An earlier blog, The Power behind Envisioning, describes the Georgia Vision Project, one state’s effort to rally residents in support of a singular high-stakes cause—providing all children in the state with an excellent education so they can be successful in college, career, and life.
A risky endeavor, you say? You bet it is, but so far, the response to the 45 recommendations has been great, say the planners. That response could be sheer luck, but it’s doubtful.
Take, for instance, the fact that the George Lucas Foundation has tapped Whitfield County Schools in rural northwestern Georgia (where 66% of students qualify for free or reduced-price lunch) to be part of its new “Schools that Work” series. At first glance, Whitfield County, which includes five public middle schools embracing project-based learning, seems the polar opposite of the first school profiled in the series—San Diego’s High Tech High, a network of nine K–12 charter schools founded by a coalition of business leaders and educators and with an annual operating budget of about $27 million. Despite marked differences in school culture and resources, the schools share important principles: a common intellectual mission, personalization, and adult-world connections.
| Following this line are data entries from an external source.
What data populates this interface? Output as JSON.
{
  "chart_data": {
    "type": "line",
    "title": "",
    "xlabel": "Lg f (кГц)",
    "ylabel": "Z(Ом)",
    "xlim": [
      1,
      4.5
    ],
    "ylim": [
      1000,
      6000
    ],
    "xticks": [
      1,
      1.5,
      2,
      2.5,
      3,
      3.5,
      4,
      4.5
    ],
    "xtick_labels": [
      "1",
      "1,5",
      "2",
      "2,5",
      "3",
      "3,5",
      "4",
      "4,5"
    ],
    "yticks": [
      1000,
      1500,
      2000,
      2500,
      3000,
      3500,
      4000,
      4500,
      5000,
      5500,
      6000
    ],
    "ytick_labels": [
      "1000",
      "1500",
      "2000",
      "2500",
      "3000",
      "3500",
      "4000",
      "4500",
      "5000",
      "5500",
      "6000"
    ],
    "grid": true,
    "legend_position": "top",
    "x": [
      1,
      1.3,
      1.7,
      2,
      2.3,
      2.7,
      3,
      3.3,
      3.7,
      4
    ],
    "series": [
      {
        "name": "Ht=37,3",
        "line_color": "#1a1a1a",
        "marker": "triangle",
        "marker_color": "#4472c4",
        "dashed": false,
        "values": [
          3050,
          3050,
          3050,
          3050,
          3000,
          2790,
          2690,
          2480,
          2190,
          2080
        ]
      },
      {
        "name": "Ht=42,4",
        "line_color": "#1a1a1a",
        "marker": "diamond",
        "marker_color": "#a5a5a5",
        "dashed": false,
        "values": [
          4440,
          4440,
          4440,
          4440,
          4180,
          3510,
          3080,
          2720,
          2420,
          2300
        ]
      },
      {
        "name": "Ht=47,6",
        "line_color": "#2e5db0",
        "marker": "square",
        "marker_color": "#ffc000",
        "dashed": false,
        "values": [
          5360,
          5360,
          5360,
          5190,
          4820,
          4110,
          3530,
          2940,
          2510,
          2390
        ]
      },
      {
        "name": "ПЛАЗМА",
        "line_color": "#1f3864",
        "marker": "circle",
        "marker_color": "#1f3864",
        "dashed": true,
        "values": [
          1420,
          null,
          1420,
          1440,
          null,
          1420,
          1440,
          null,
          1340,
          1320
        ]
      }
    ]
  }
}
And herein is a lesson for us all.
Perhaps more school districts should be like Whitfield County, where educators are respected enough by the community to make decisions about what is and isn’t good for their kids; where supporting one another is a practice, not just an idea (e.g., administrators fulfill morning duties so teachers can meet and plan together); and where there is freedom to try and even fail at new ways to engage students in learning for today and tomorrow.
Recommendation 8.4 of A Vision for Public Education in Georgia is this: Develop a culture and climate that foster innovation and responsible risk-taking. Whitfield County can check this one off the list.